I suspect that this is due to Perl deregistering all signal handlers when exit is called at the end of Mojo::Server::Prefork::_spawn, so the second SIGQUIT is being caught by the default handler (core dump) instead of the Perl handler (graceful stop). This is a little racy, since we can sometimes get the SIGQUIT from the manager before uninstalling the signal handler, so you might need to try the repro a couple times.

Possible suggestions:

Manager could not send a second SIGQUIT (not sure why this is triggered)
We could switch "graceful shutdown" signal to SIGTERM or something that does not create coredumps when the signal handlers are deregistered at exit
Add some sort of delay in _spawn so we catch any late signals before uninstalling the signal handlers during exit

brsakai-csco · Answer 1 · Wed Mar 22 2023 01:17:38 GMT+0800 (China Standard Time)

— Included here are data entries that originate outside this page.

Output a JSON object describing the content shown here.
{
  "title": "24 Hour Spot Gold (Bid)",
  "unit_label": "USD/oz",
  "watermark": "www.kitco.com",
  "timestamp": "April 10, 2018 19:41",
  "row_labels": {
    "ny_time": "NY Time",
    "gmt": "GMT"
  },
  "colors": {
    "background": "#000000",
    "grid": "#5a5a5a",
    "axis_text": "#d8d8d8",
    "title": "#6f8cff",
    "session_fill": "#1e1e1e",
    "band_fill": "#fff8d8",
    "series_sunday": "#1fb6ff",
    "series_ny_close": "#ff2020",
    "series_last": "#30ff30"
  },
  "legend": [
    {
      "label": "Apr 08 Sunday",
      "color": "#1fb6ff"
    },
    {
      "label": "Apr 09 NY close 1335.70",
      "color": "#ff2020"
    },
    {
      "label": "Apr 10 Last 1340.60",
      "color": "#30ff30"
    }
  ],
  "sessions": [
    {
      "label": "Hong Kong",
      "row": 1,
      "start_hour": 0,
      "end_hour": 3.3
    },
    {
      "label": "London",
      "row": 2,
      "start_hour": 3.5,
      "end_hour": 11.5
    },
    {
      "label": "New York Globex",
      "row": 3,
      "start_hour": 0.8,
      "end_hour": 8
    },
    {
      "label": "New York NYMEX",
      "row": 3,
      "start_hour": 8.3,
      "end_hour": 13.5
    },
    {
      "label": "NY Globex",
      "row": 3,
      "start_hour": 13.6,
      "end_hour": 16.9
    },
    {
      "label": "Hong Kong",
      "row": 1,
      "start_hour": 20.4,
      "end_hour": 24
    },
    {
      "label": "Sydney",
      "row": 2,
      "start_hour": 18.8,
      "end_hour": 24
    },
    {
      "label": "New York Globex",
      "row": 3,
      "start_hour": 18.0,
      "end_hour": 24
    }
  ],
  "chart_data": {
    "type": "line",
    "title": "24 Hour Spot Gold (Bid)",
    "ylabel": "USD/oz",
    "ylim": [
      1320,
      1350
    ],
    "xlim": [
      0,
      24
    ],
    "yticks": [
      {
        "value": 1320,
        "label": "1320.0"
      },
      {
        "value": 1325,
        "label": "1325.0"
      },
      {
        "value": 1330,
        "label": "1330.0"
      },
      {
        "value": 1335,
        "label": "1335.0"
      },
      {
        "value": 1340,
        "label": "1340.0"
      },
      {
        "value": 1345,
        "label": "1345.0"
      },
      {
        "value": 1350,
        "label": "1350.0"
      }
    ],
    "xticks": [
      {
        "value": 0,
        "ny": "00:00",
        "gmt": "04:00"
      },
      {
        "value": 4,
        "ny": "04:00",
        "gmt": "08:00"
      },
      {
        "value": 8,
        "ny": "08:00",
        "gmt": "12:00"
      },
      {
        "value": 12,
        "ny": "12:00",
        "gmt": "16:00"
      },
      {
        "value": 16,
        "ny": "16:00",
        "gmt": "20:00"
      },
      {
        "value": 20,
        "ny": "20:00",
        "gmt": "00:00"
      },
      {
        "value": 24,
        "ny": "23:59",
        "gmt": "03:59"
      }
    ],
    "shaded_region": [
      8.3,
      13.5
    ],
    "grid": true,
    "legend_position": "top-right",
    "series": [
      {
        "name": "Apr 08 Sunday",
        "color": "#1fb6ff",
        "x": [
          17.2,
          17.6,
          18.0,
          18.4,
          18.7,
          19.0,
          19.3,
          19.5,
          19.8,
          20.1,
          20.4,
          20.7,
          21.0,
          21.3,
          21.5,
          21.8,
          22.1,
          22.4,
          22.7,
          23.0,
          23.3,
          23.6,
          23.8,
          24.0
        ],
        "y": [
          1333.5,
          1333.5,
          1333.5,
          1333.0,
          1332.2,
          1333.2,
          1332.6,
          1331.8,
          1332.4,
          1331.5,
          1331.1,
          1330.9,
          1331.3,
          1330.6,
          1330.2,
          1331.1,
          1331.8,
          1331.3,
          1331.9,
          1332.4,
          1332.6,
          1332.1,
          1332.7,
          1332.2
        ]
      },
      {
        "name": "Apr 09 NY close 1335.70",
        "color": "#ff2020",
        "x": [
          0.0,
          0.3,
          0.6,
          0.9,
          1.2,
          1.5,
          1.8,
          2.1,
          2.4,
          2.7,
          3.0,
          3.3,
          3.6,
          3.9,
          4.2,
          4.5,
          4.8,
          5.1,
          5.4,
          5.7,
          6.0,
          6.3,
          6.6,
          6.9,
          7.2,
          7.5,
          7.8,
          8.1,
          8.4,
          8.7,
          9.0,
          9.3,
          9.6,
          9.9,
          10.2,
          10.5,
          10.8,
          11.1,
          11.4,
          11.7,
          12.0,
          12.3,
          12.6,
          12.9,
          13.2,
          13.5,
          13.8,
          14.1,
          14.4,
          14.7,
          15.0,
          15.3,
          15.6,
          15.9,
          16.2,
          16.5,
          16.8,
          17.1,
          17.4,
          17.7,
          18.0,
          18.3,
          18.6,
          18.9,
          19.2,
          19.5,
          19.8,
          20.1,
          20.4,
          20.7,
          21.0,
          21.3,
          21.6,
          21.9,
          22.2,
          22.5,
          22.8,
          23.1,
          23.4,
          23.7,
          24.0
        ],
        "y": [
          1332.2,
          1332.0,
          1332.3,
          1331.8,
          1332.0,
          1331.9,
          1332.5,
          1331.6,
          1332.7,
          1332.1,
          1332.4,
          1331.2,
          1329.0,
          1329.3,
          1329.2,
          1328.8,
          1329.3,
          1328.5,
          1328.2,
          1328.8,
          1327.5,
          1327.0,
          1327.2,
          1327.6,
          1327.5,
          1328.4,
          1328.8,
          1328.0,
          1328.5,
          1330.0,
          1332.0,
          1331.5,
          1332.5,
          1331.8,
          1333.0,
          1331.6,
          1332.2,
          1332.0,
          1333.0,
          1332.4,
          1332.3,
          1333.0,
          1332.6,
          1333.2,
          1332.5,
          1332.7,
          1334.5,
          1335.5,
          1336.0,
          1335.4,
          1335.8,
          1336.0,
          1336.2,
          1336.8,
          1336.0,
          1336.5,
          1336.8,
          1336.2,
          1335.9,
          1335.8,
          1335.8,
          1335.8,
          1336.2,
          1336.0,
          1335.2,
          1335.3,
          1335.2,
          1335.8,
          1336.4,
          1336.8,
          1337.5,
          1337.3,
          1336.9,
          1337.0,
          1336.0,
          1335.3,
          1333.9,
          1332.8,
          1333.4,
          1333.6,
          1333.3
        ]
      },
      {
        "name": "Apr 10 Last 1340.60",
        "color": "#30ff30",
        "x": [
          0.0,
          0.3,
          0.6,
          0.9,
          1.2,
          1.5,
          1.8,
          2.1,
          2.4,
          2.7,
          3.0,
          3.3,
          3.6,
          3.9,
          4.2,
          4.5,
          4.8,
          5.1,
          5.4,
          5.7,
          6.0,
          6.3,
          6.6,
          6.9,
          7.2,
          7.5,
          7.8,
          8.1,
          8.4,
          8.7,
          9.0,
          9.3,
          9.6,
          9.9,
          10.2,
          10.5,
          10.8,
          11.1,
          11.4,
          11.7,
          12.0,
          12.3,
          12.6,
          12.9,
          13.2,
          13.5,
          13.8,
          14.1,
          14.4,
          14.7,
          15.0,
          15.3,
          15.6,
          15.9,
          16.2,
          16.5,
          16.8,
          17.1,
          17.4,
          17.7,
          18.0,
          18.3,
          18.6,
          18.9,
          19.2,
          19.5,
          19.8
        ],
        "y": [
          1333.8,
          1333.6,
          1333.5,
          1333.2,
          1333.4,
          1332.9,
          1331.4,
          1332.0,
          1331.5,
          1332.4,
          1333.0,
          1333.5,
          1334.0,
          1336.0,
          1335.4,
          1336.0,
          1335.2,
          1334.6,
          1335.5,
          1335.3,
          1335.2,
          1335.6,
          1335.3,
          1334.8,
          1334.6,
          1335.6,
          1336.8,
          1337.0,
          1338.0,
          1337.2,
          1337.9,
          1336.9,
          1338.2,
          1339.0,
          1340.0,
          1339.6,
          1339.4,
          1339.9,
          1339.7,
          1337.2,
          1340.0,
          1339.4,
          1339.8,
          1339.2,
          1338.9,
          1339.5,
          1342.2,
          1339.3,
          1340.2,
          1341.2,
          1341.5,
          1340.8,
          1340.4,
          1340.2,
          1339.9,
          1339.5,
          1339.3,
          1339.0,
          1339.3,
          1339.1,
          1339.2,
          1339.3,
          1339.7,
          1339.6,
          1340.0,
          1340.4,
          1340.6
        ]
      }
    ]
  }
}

I was able to prevent this behavior with the following patch

--- Server/Prefork.pm.bak       2023-03-21 16:51:31.027344078 +0000
+++ Server/Prefork.pm   2023-03-21 16:54:24.053345048 +0000
@@ -194,6 +194,7 @@
     next unless my $w = $self->{pool}{$1};
     @$w{qw(healthy time)} = (1, $time) and $self->emit(heartbeat => $1);
     $w->{graceful} ||= $time if $2;
+    $w->{quit}++ if $2;
   }
 }

As I understand it, the control flow here is:

Mojo server creates a pipe in Mojo::Server::Prefork::run, which is used for heartbeats between the manager and worker
Mojo::Server::Prefork::_spawn sets the signal handler for SIGQUIT to $self->ioloop->stop_gracefully
Upon receipt of SIGQUIT, the worker emits the finished signal from Mojo::IOLoop::stop_gracefully
Upon receipt of the finish signal (from itself? Not clear), the worker sets $finished to 1 in Mojo::Server::Prefork::_spawn
The worker sends a heartbeat from Mojo::Server::Prefork::_heartbeat with $finished set to 1
The manager receives the heartbeat message and sets $self->{pool}{$pid}->{graceful} equal to the worker's $finished in Mojo::Server::Prefork::_wait
The manager sends a SIGQUIT to the worker and sets $self->{pool}{$pid}->{quit} to nonzero (preventing further SIGQUITs)

This patch "combines" steps 7 and 8, so that $self->{pool}{$pid}->{quit} is updated when the manger is notified of the graceful shutdown. This builds in the following assumptions

There is no scenario in which the worker reports a graceful shutdown via its heartbeat but still needs a SIGQUIT to actually shut down
The {quit} field isn't used for anything else

Assumption (2) appears to be fine, but I'm not sure about (1), would appreciate some input from you folks on that point

This corresponds to (1) in the Possible Suggestions from the original comment

jixam · Answer 2 · Wed Jun 07 2023 20:21:30 GMT+0800 (China Standard Time)

Also see #1449 (with a proposed fix in #1883).

Sebastian Riedel · Answer 3 · Fri Jun 09 2023 20:55:00 GMT+0800 (China Standard Time)

This does indeed seem like the correct solution for the problem from #1883. Please make this a PR.